NC law requires comprehensive sex ed

The Healthy Youth Act of 2009, which will go into effect for this school year, requires North Carolina schools to add the risks of being sexually active to health curriculums, rather than only teach abstinence.
The Healthy Youth Act of 2009, which will go into effect for this school year, requires North Carolina schools to add the risks of being sexually active to health curriculums, rather than only teach abstinence.

Middle and high school students in North Carolina will be talking about sex in a whole new way this school year.

With the introduction of the Healthy Youth Act of 2009, which passed June 30 and takes effect for 2010-2011, North Carolina public schools are required to teach students about contraceptives and sexually transmitted diseases in addition to their traditional abstinence-until-marriage curriculum. This change overrides a 1995 law which mandated that sex education courses for middle and high school students be based on an abstinence-only curriculum.

Freshman Lena Dal Santo, from Durham, was particularly involved with the legislation. Dal Santo worked with the Adolescent Pregnancy Prevention Campaign of North Carolina, a non-profit organization that worked with the state both to pass the law and create standardized curricula after the law was passed.

“We try to reduce teen pregnancy through advocacy and stressing scientific information, which is particularly important because North Carolina has the ninth highest teen pregnancy rate in the country,” Dal Santo said.

Although Dal Santo was not involved with the organization before the bill was passed, she did work with it afterward in helping to create “effective curriculums.”

This is the second attempt to overhaul sex education in North Carolina after a 2007 reform failed. The new curriculum will teach students about the benefits of abstinence until marriage and the risks of being sexually active as well as provide information about HIV/AIDS, sexual abuse and contraceptives. With the passage of this law, North Carolina is now one of 35 states and the District of Columbia in mandating teaching about sexually transmitted diseases as part of its sexual education curriculum.

The new policy also standardizes sexual education, mandating teaching information that is “objective and based upon scientific research,” a stipulation that was not included in the old law.

The Healthy Youth Act also attempts to address the problems of HIV and teen pregnancy in North Carolina. Teen pregnancies cost the state as much as $312 million a year while pregnancy prevention programs only receive $2.5 million in funding, state Rep. Susan Fisher, one of the co-sponsors of the law, said in a statement. The new law is financially sound as well as beneficial for public health, she added.

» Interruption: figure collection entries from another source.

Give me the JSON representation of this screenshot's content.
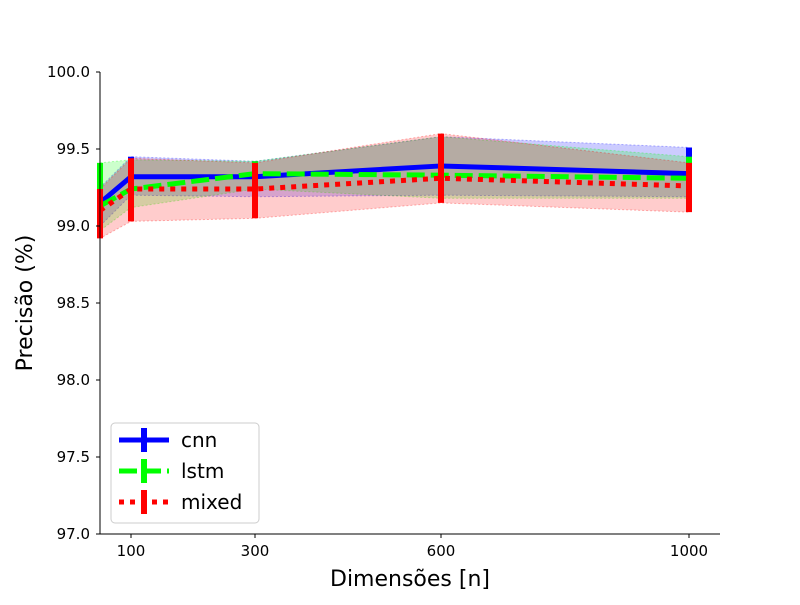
{
  "chart_data": {
    "type": "line",
    "xlabel": "Dimensões [n]",
    "ylabel": "Precisão (%)",
    "xlim": [
      50,
      1050
    ],
    "ylim": [
      97.0,
      100.0
    ],
    "x_ticks": [
      100,
      300,
      600,
      1000
    ],
    "x_tick_labels": [
      "100",
      "300",
      "600",
      "1000"
    ],
    "y_ticks": [
      97.0,
      97.5,
      98.0,
      98.5,
      99.0,
      99.5,
      100.0
    ],
    "y_tick_labels": [
      "97.0",
      "97.5",
      "98.0",
      "98.5",
      "99.0",
      "99.5",
      "100.0"
    ],
    "grid": false,
    "legend_position": "lower-left",
    "series": [
      {
        "name": "cnn",
        "color": "#0000ff",
        "linestyle": "solid",
        "x": [
          50,
          100,
          300,
          600,
          1000
        ],
        "y": [
          99.15,
          99.32,
          99.32,
          99.39,
          99.34
        ],
        "lower": [
          99.0,
          99.2,
          99.19,
          99.2,
          99.19
        ],
        "upper": [
          99.25,
          99.45,
          99.42,
          99.58,
          99.51
        ]
      },
      {
        "name": "lstm",
        "color": "#00ff00",
        "linestyle": "dashed",
        "x": [
          50,
          100,
          300,
          600,
          1000
        ],
        "y": [
          99.13,
          99.24,
          99.34,
          99.33,
          99.31
        ],
        "lower": [
          98.97,
          99.12,
          99.24,
          99.18,
          99.18
        ],
        "upper": [
          99.41,
          99.43,
          99.42,
          99.58,
          99.45
        ]
      },
      {
        "name": "mixed",
        "color": "#ff0000",
        "linestyle": "dotted",
        "x": [
          50,
          100,
          300,
          600,
          1000
        ],
        "y": [
          99.1,
          99.24,
          99.24,
          99.31,
          99.26
        ],
        "lower": [
          98.92,
          99.03,
          99.05,
          99.15,
          99.09
        ],
        "upper": [
          99.24,
          99.44,
          99.41,
          99.6,
          99.41
        ]
      }
    ]
  }
}
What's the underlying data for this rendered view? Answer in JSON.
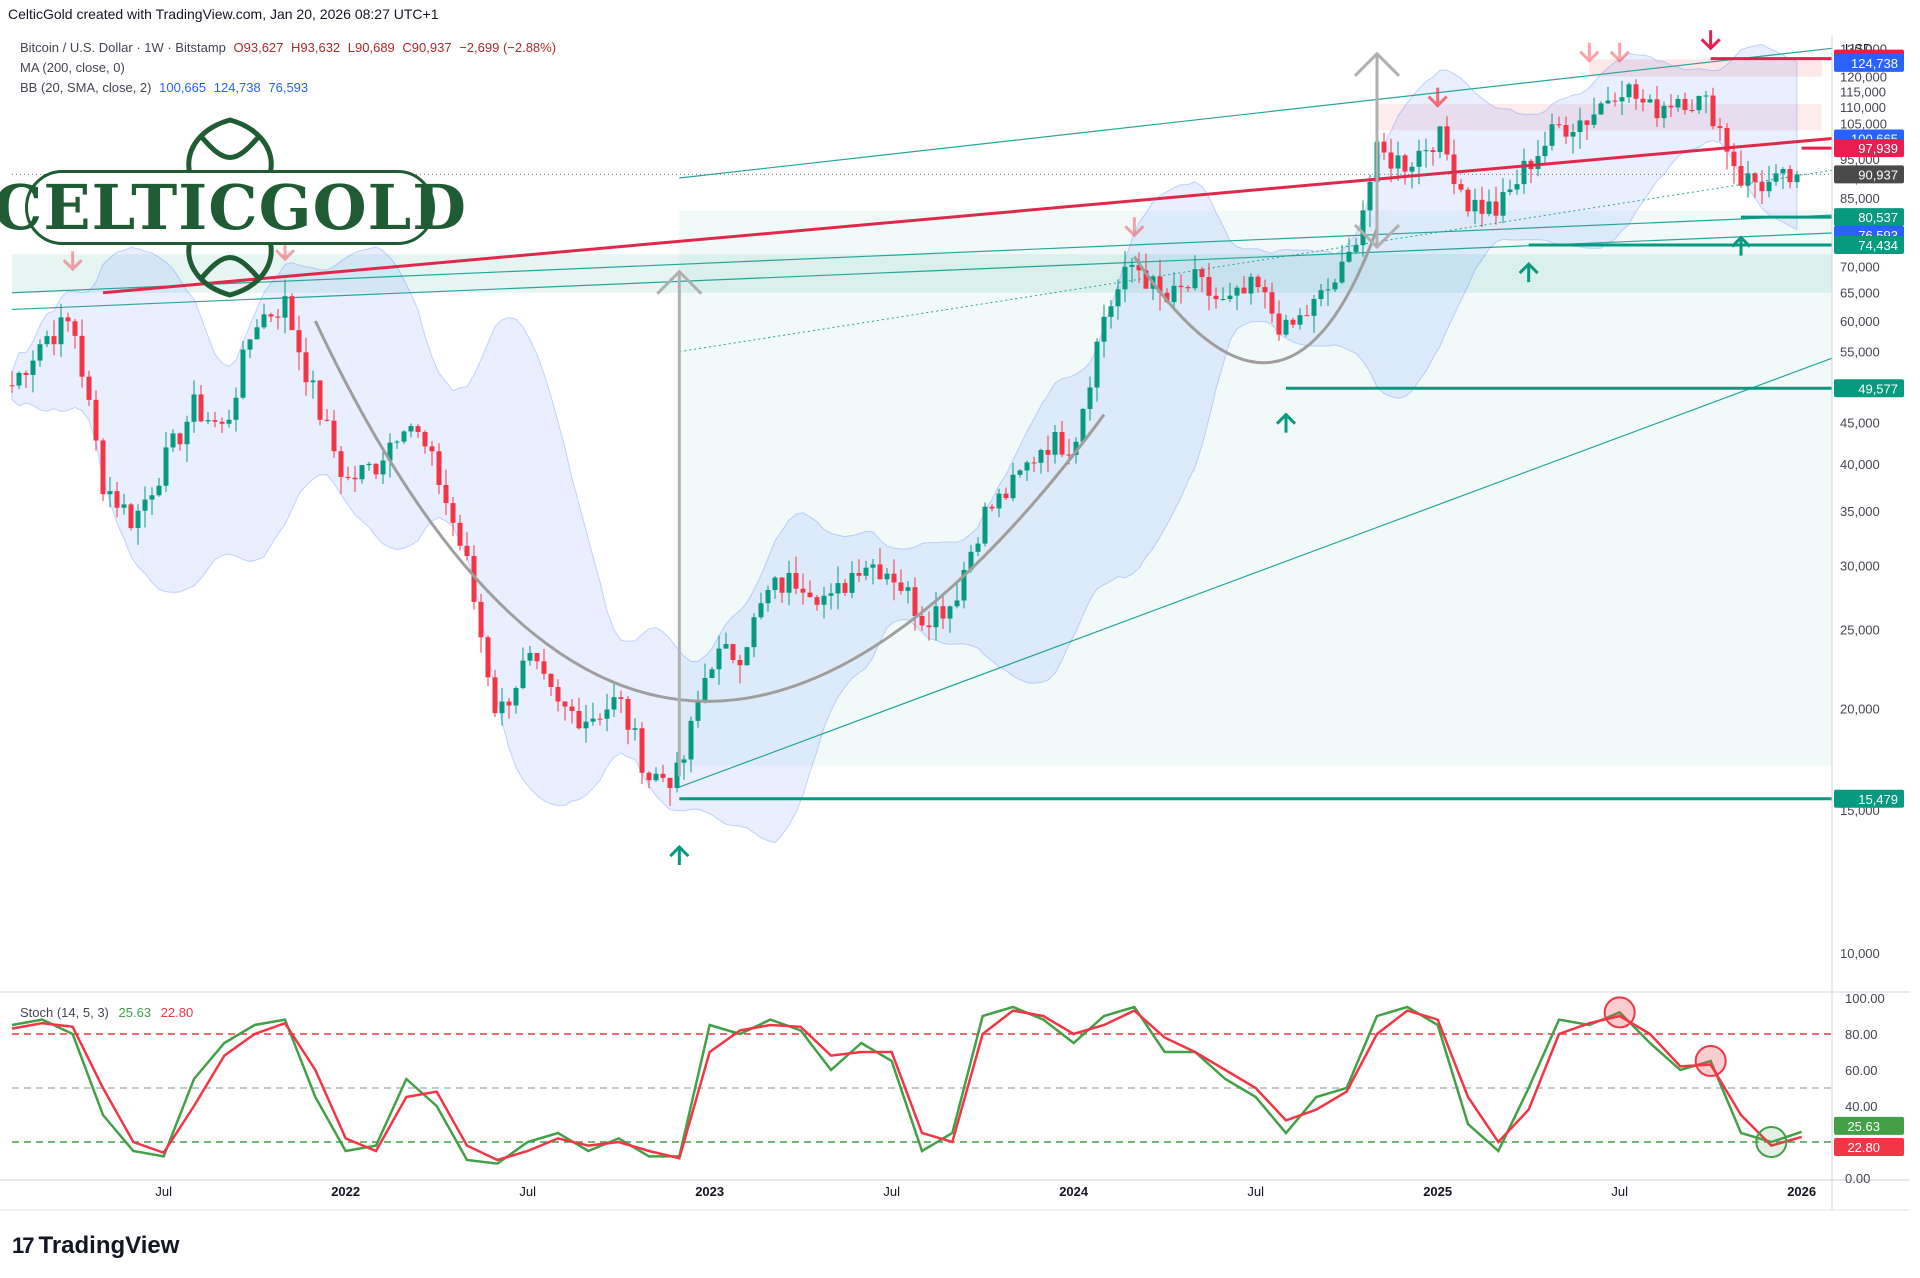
{
  "header": {
    "attribution": "CelticGold created with TradingView.com, Jan 20, 2026 08:27 UTC+1"
  },
  "legend": {
    "symbol": "Bitcoin / U.S. Dollar · 1W · Bitstamp",
    "open": "O93,627",
    "high": "H93,632",
    "low": "L90,689",
    "close": "C90,937",
    "change": "−2,699 (−2.88%)",
    "ma_label": "MA (200, close, 0)",
    "bb_label": "BB (20, SMA, close, 2)",
    "bb_basis": "100,665",
    "bb_upper": "124,738",
    "bb_lower": "76,593",
    "stoch_label": "Stoch (14, 5, 3)",
    "stoch_k": "25.63",
    "stoch_d": "22.80"
  },
  "logo": {
    "text": "CELTICGOLD"
  },
  "footer": {
    "brand": "TradingView"
  },
  "colors": {
    "up": "#089981",
    "down": "#f23645",
    "ma": "#e0294a",
    "bb": "#2962ff",
    "stoch_k": "#43a047",
    "stoch_d": "#f23645",
    "support": "#089981",
    "resist": "#e91e4f"
  },
  "chart_data": {
    "type": "candlestick",
    "currency": "USD",
    "y_scale": "log",
    "ylim": [
      9000,
      135000
    ],
    "y_ticks": [
      10000,
      15000,
      20000,
      25000,
      30000,
      35000,
      40000,
      45000,
      50000,
      55000,
      60000,
      65000,
      70000,
      75000,
      80000,
      85000,
      90000,
      95000,
      100000,
      105000,
      110000,
      115000,
      120000,
      125000,
      130000
    ],
    "y_tick_labels": [
      "10,000",
      "15,000",
      "20,000",
      "25,000",
      "30,000",
      "35,000",
      "40,000",
      "45,000",
      "50,000",
      "55,000",
      "60,000",
      "65,000",
      "70,000",
      "75,000",
      "80,000",
      "85,000",
      "90,000",
      "95,000",
      "100,000",
      "105,000",
      "110,000",
      "115,000",
      "120,000",
      "125,000",
      "130,000"
    ],
    "x_range": [
      "2021-02",
      "2026-02"
    ],
    "x_ticks": [
      {
        "date": "2021-07",
        "label": "Jul"
      },
      {
        "date": "2022-01",
        "label": "2022"
      },
      {
        "date": "2022-07",
        "label": "Jul"
      },
      {
        "date": "2023-01",
        "label": "2023"
      },
      {
        "date": "2023-07",
        "label": "Jul"
      },
      {
        "date": "2024-01",
        "label": "2024"
      },
      {
        "date": "2024-07",
        "label": "Jul"
      },
      {
        "date": "2025-01",
        "label": "2025"
      },
      {
        "date": "2025-07",
        "label": "Jul"
      },
      {
        "date": "2026-01",
        "label": "2026"
      }
    ],
    "price_path": [
      [
        "2021-02",
        50000
      ],
      [
        "2021-03",
        57000
      ],
      [
        "2021-04",
        60000
      ],
      [
        "2021-05",
        38000
      ],
      [
        "2021-06",
        34000
      ],
      [
        "2021-07",
        40000
      ],
      [
        "2021-08",
        47000
      ],
      [
        "2021-09",
        44000
      ],
      [
        "2021-10",
        60000
      ],
      [
        "2021-11",
        63000
      ],
      [
        "2021-12",
        48000
      ],
      [
        "2022-01",
        38000
      ],
      [
        "2022-02",
        40000
      ],
      [
        "2022-03",
        46000
      ],
      [
        "2022-04",
        39000
      ],
      [
        "2022-05",
        30000
      ],
      [
        "2022-06",
        19500
      ],
      [
        "2022-07",
        23000
      ],
      [
        "2022-08",
        20000
      ],
      [
        "2022-09",
        19500
      ],
      [
        "2022-10",
        20500
      ],
      [
        "2022-11",
        16500
      ],
      [
        "2022-12",
        16500
      ],
      [
        "2023-01",
        23000
      ],
      [
        "2023-02",
        23500
      ],
      [
        "2023-03",
        28000
      ],
      [
        "2023-04",
        29000
      ],
      [
        "2023-05",
        27000
      ],
      [
        "2023-06",
        30500
      ],
      [
        "2023-07",
        29500
      ],
      [
        "2023-08",
        26000
      ],
      [
        "2023-09",
        27000
      ],
      [
        "2023-10",
        34500
      ],
      [
        "2023-11",
        37500
      ],
      [
        "2023-12",
        42500
      ],
      [
        "2024-01",
        42500
      ],
      [
        "2024-02",
        61000
      ],
      [
        "2024-03",
        71000
      ],
      [
        "2024-04",
        63000
      ],
      [
        "2024-05",
        67000
      ],
      [
        "2024-06",
        62500
      ],
      [
        "2024-07",
        66000
      ],
      [
        "2024-08",
        58000
      ],
      [
        "2024-09",
        63000
      ],
      [
        "2024-10",
        70000
      ],
      [
        "2024-11",
        96000
      ],
      [
        "2024-12",
        94000
      ],
      [
        "2025-01",
        102000
      ],
      [
        "2025-02",
        84000
      ],
      [
        "2025-03",
        82000
      ],
      [
        "2025-04",
        94000
      ],
      [
        "2025-05",
        104000
      ],
      [
        "2025-06",
        107000
      ],
      [
        "2025-07",
        118000
      ],
      [
        "2025-08",
        109000
      ],
      [
        "2025-09",
        114000
      ],
      [
        "2025-10",
        110000
      ],
      [
        "2025-11",
        90000
      ],
      [
        "2025-12",
        88000
      ],
      [
        "2026-01",
        90937
      ]
    ],
    "series": [
      {
        "name": "MA (200, close, 0)",
        "values": [
          [
            "2021-05",
            65000
          ],
          [
            "2026-02",
            100665
          ]
        ]
      }
    ],
    "price_labels": [
      {
        "value": 126272,
        "text": "126,272",
        "color": "#e91e4f"
      },
      {
        "value": 124738,
        "text": "124,738",
        "color": "#2962ff"
      },
      {
        "value": 100665,
        "text": "100,665",
        "color": "#2962ff"
      },
      {
        "value": 97939,
        "text": "97,939",
        "color": "#e91e4f"
      },
      {
        "value": 90937,
        "text": "90,937",
        "color": "#4a4a4a"
      },
      {
        "value": 80537,
        "text": "80,537",
        "color": "#089981"
      },
      {
        "value": 76593,
        "text": "76,593",
        "color": "#2962ff"
      },
      {
        "value": 74434,
        "text": "74,434",
        "color": "#089981"
      },
      {
        "value": 49577,
        "text": "49,577",
        "color": "#089981"
      },
      {
        "value": 15479,
        "text": "15,479",
        "color": "#089981"
      }
    ],
    "support_lines": [
      {
        "from": "2022-12",
        "to": "2026-02",
        "value": 15479
      },
      {
        "from": "2024-08",
        "to": "2026-02",
        "value": 49577
      },
      {
        "from": "2025-04",
        "to": "2026-02",
        "value": 74434
      },
      {
        "from": "2025-11",
        "to": "2026-02",
        "value": 80537
      }
    ],
    "resistance_lines": [
      {
        "from": "2025-10",
        "to": "2026-02",
        "value": 126272
      },
      {
        "from": "2026-01",
        "to": "2026-02",
        "value": 97939
      }
    ],
    "stochastic": {
      "ylim": [
        0,
        100
      ],
      "y_ticks": [
        0,
        20,
        40,
        60,
        80,
        100
      ],
      "y_tick_labels": [
        "0.00",
        "20.00",
        "40.00",
        "60.00",
        "80.00",
        "100.00"
      ],
      "levels": [
        20,
        50,
        80
      ],
      "k_label": "25.63",
      "d_label": "22.80",
      "k": [
        [
          "2021-02",
          85
        ],
        [
          "2021-03",
          88
        ],
        [
          "2021-04",
          80
        ],
        [
          "2021-05",
          35
        ],
        [
          "2021-06",
          15
        ],
        [
          "2021-07",
          12
        ],
        [
          "2021-08",
          55
        ],
        [
          "2021-09",
          75
        ],
        [
          "2021-10",
          85
        ],
        [
          "2021-11",
          88
        ],
        [
          "2021-12",
          45
        ],
        [
          "2022-01",
          15
        ],
        [
          "2022-02",
          18
        ],
        [
          "2022-03",
          55
        ],
        [
          "2022-04",
          40
        ],
        [
          "2022-05",
          10
        ],
        [
          "2022-06",
          8
        ],
        [
          "2022-07",
          20
        ],
        [
          "2022-08",
          25
        ],
        [
          "2022-09",
          15
        ],
        [
          "2022-10",
          22
        ],
        [
          "2022-11",
          12
        ],
        [
          "2022-12",
          12
        ],
        [
          "2023-01",
          85
        ],
        [
          "2023-02",
          80
        ],
        [
          "2023-03",
          88
        ],
        [
          "2023-04",
          82
        ],
        [
          "2023-05",
          60
        ],
        [
          "2023-06",
          75
        ],
        [
          "2023-07",
          65
        ],
        [
          "2023-08",
          15
        ],
        [
          "2023-09",
          25
        ],
        [
          "2023-10",
          90
        ],
        [
          "2023-11",
          95
        ],
        [
          "2023-12",
          88
        ],
        [
          "2024-01",
          75
        ],
        [
          "2024-02",
          90
        ],
        [
          "2024-03",
          95
        ],
        [
          "2024-04",
          70
        ],
        [
          "2024-05",
          70
        ],
        [
          "2024-06",
          55
        ],
        [
          "2024-07",
          45
        ],
        [
          "2024-08",
          25
        ],
        [
          "2024-09",
          45
        ],
        [
          "2024-10",
          50
        ],
        [
          "2024-11",
          90
        ],
        [
          "2024-12",
          95
        ],
        [
          "2025-01",
          85
        ],
        [
          "2025-02",
          30
        ],
        [
          "2025-03",
          15
        ],
        [
          "2025-04",
          50
        ],
        [
          "2025-05",
          88
        ],
        [
          "2025-06",
          85
        ],
        [
          "2025-07",
          92
        ],
        [
          "2025-08",
          75
        ],
        [
          "2025-09",
          60
        ],
        [
          "2025-10",
          65
        ],
        [
          "2025-11",
          25
        ],
        [
          "2025-12",
          20
        ],
        [
          "2026-01",
          25.63
        ]
      ],
      "d": [
        [
          "2021-02",
          83
        ],
        [
          "2021-03",
          86
        ],
        [
          "2021-04",
          84
        ],
        [
          "2021-05",
          50
        ],
        [
          "2021-06",
          20
        ],
        [
          "2021-07",
          14
        ],
        [
          "2021-08",
          40
        ],
        [
          "2021-09",
          68
        ],
        [
          "2021-10",
          80
        ],
        [
          "2021-11",
          86
        ],
        [
          "2021-12",
          60
        ],
        [
          "2022-01",
          22
        ],
        [
          "2022-02",
          15
        ],
        [
          "2022-03",
          45
        ],
        [
          "2022-04",
          48
        ],
        [
          "2022-05",
          18
        ],
        [
          "2022-06",
          10
        ],
        [
          "2022-07",
          15
        ],
        [
          "2022-08",
          22
        ],
        [
          "2022-09",
          18
        ],
        [
          "2022-10",
          20
        ],
        [
          "2022-11",
          15
        ],
        [
          "2022-12",
          11
        ],
        [
          "2023-01",
          70
        ],
        [
          "2023-02",
          82
        ],
        [
          "2023-03",
          85
        ],
        [
          "2023-04",
          84
        ],
        [
          "2023-05",
          68
        ],
        [
          "2023-06",
          70
        ],
        [
          "2023-07",
          70
        ],
        [
          "2023-08",
          25
        ],
        [
          "2023-09",
          20
        ],
        [
          "2023-10",
          80
        ],
        [
          "2023-11",
          93
        ],
        [
          "2023-12",
          90
        ],
        [
          "2024-01",
          80
        ],
        [
          "2024-02",
          85
        ],
        [
          "2024-03",
          93
        ],
        [
          "2024-04",
          78
        ],
        [
          "2024-05",
          70
        ],
        [
          "2024-06",
          60
        ],
        [
          "2024-07",
          50
        ],
        [
          "2024-08",
          32
        ],
        [
          "2024-09",
          38
        ],
        [
          "2024-10",
          48
        ],
        [
          "2024-11",
          80
        ],
        [
          "2024-12",
          93
        ],
        [
          "2025-01",
          88
        ],
        [
          "2025-02",
          45
        ],
        [
          "2025-03",
          20
        ],
        [
          "2025-04",
          38
        ],
        [
          "2025-05",
          80
        ],
        [
          "2025-06",
          86
        ],
        [
          "2025-07",
          90
        ],
        [
          "2025-08",
          80
        ],
        [
          "2025-09",
          62
        ],
        [
          "2025-10",
          63
        ],
        [
          "2025-11",
          35
        ],
        [
          "2025-12",
          18
        ],
        [
          "2026-01",
          22.8
        ]
      ]
    }
  }
}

While Dal Santo worked with the organization, APPNC worked with individual school boards in North Carolina in order to teach them about the new law, as its new provisions mandating scientific backing of the new teachings were not widely known around the state.

Dal Santo noted that although the law may help reduce teen pregnancies, there was still some opposition from some areas in the mountains and far eastern counties of North Carolina that are more socially conservative than the relativley liberal Triangle area.

“The new law still emphasizes abstinence as the best way to prevent teen pregnancies. However, APPNC wanted to make sure that education about sexually active lifestyles was available because it would be ignorant to say that they do not exist. Teens need to know how to be healthy adults, and the Healthy Youth Act definitely puts them on a better path.”

The North Carolina Department of Public Instruction had surveyed parents twice about whether they supported the changes in the law to provide a more comprehensive approach, said Erica Scott, program coordinator for NARAL Pro-Choice North Carolina. In both surveys, about 91 percent of parents thought North Carolina needed more comprehensive sex education laws that included information regarding contraceptives and sexually transmitted diseases, she added.

“[This law is] not controversial, as it provides evidence-based knowledge about public health,” Scott said, adding that it has seen “uniformly positive support from parents and teachers alike.”

There have also been inconsistencies in past public instruction regarding these subjects in North Carolina, Scott said, such as schools teaching different levels of condom effectiveness.

“This law indicates that North Carolina is just as progressive as other states on sexual education,” Scott said. “It is clearly a huge positive step.”